野球部

2014.10.20

秋季リーグ戦 10月19日 神宮球場

粘りの投球でリードを守り切る/明大2回戦

明大2回戦
明大
慶大 ×
(慶)○三宮、佐伯-須藤、小笠原
◇(本塁打)横尾2号2ラン(三塁打)谷田(二塁打)谷田、山口

 前日の試合では延長12回の末に悔しいサヨナラ負けを喫した慶大。負ければ優勝の望みが絶たれるという状況の中、明大との2回戦に臨んだ。1回に横尾俊建(3年)の2点本塁打で先制すると、2回にも須藤隆成(2年)の犠飛で追加点。確実に点を重ね、序盤から試合の主導権を握る。投げては先発の三宮舜(3年)が打たせて取る投球で、7回を5安打1失点に抑える。走者を背負いながらも要所を締め、3-1で勝利を飾った。

勝利に喜ぶ慶大の選手たち

 前日の暗雲を振り払うように、打線は初回から躍動する。3番・谷田成吾(3年)が二塁打で出塁し、2死から好機を演出すると、打席には慶大の誇る強打者・横尾。カウント2-2からの5球目。甘く入った球を見逃さなかった。振り抜いた鋭い打球は、左翼手のはるか頭上を越え、スタンドへ突き刺さる。横尾は打球の行方を見届けると、ゆっくりとダイヤモンドを一周。今秋2本目の本塁打は、チームに先制点をもたらす貴重な一打となった。攻撃の核となる主軸二人の活躍で2点を先制した慶大。続く2回には竹内惇(4年)と山口翔大(2年)の連打で無死二、三塁とすると、須藤の犠飛で1点を追加する。幸先のよいスタートで、チームを一気に勢いづけた。

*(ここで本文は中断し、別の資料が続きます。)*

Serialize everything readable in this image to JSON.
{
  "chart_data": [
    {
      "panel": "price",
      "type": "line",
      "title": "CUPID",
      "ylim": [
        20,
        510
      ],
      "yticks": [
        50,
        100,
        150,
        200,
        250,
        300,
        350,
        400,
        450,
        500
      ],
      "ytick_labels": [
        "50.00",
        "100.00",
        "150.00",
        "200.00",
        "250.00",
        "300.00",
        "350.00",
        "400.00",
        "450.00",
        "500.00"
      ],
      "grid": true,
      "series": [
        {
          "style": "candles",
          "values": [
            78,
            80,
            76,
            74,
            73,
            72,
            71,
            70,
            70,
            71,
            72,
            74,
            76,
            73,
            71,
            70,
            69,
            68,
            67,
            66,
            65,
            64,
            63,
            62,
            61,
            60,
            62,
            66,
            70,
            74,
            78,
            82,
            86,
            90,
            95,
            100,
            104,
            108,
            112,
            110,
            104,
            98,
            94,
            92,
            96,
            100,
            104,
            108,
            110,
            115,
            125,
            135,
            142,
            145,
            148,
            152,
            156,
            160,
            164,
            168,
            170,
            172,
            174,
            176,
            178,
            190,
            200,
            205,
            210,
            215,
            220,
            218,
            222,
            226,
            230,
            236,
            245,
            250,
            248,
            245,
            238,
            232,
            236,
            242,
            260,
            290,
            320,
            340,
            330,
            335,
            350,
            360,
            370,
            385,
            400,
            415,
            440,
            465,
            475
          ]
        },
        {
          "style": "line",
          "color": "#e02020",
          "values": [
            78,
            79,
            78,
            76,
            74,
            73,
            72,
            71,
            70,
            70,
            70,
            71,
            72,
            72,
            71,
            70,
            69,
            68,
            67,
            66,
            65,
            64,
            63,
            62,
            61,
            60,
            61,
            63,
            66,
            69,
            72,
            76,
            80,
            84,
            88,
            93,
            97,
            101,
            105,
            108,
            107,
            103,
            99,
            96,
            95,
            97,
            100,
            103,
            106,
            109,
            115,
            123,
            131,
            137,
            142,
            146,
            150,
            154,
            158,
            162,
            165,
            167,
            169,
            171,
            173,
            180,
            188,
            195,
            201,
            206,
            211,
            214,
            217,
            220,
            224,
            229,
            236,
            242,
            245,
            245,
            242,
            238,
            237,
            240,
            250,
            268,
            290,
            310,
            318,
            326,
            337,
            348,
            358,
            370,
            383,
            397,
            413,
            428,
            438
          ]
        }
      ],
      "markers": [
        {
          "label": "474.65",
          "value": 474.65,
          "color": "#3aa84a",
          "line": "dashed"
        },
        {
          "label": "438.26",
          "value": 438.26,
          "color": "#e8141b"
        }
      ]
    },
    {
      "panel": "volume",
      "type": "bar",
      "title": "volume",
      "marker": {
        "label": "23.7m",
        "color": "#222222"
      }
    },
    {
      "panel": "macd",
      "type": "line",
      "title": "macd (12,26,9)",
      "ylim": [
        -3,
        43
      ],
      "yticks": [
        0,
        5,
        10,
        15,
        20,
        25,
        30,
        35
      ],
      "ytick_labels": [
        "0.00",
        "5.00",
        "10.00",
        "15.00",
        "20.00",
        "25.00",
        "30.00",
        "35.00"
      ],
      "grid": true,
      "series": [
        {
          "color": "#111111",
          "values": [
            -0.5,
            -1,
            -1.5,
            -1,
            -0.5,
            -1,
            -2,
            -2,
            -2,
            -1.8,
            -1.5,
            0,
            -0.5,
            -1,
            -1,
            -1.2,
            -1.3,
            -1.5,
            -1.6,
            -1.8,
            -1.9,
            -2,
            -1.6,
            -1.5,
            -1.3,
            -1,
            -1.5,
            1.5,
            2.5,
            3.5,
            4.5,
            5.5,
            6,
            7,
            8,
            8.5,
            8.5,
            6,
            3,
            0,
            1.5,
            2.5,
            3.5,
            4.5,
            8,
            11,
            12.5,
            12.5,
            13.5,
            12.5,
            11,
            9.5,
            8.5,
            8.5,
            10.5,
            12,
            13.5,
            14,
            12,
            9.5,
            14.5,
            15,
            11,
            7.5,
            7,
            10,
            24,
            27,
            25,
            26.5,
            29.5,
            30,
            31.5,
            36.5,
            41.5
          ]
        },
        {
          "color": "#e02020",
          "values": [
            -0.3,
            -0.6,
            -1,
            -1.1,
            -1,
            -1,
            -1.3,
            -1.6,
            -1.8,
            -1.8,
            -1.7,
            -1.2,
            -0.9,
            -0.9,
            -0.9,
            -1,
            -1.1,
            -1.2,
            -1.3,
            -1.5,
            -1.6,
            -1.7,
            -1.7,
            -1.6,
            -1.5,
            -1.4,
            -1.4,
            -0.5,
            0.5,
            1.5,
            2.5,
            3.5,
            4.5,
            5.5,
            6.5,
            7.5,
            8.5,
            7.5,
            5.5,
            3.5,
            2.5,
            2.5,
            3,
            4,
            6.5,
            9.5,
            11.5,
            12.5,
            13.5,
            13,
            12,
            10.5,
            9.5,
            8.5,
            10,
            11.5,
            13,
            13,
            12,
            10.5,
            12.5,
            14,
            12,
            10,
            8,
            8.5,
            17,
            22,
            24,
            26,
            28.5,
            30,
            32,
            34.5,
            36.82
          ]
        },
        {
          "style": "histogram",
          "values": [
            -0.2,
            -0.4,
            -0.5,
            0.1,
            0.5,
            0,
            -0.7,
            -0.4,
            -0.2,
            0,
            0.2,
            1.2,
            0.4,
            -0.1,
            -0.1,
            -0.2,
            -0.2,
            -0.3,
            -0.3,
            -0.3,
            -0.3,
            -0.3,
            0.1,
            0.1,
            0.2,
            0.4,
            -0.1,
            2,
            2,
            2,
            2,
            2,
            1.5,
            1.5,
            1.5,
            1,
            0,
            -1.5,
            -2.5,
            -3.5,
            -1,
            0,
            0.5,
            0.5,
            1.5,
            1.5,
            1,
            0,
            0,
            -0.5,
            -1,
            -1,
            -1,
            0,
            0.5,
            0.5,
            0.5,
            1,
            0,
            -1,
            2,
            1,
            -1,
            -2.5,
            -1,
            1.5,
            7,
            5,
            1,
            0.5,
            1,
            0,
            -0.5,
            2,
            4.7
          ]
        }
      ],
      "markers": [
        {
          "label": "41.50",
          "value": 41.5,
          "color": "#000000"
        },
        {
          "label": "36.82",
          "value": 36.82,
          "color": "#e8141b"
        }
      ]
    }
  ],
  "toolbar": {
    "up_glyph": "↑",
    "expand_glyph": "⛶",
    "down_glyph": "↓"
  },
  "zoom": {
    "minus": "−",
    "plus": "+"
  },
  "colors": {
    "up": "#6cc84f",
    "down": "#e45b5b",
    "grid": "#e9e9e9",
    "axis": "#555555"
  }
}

 初回、打線の勢いに応えたい三宮が先発のマウンドへ。前回登板の法大2回戦では制球が安定せず、無念の途中降板を強いられていた。雪辱を果たすべく登板したきょうは、5回まで粘り強い投球で三塁を踏ませない。最大の危機は6回。2四球で2死一、三塁としてしまうと、対するは明大の5番・糸原健斗。球場中が明大の反撃ムードに包まれ、絶体絶命の場面を迎えた。その初球、流し打ちされた打球は飛びつく三塁手の横をすり抜け、左翼線へと転がってしまう。これを見た三塁走者が生還すると、続いて一塁走者も勢いよく三塁ベースを駆け抜ける。しかし左翼手・佐藤旭主将(4年)は慌てなかった。素早く遊撃手・山本泰寛(3年)に転送すると、正確な返球が捕手へと渡り、本塁タッチアウト。試合の流れを一気に引き戻す。味方の好守に助けられ、ピンチを最少失点で切り抜けた左腕は大きくガッツポーズを見せた。8回からは佐伯瞭太(4年)がマウンドを引き継ぐ。テンポのいい投球で2回を1安打無失点。最上級生の意地を見せ、勝利に貢献した。

7回1失点と先発の役割を果たした三宮

 投打がかみ合い、接戦を物にしたこの試合。だが一方で、課題も明らかになった。好機を生かしきれなかった打線には不安が残る。5回、8回と共に満塁の場面でそれぞれ併殺打と2者連続の空振り三振。得点圏に走者を進めながらも追加点を奪えない、歯がゆい場面が目立った。1点を争う展開が予想される次戦に向け、リードを奪っても攻撃の手を緩めずぜ目続ける集中力が必要とされる。あすはいよいよ明大との決着を付けるとき。必ずや勝ち点を奪取し、その先に控える伝統の一戦に向けて弾みをつけたい。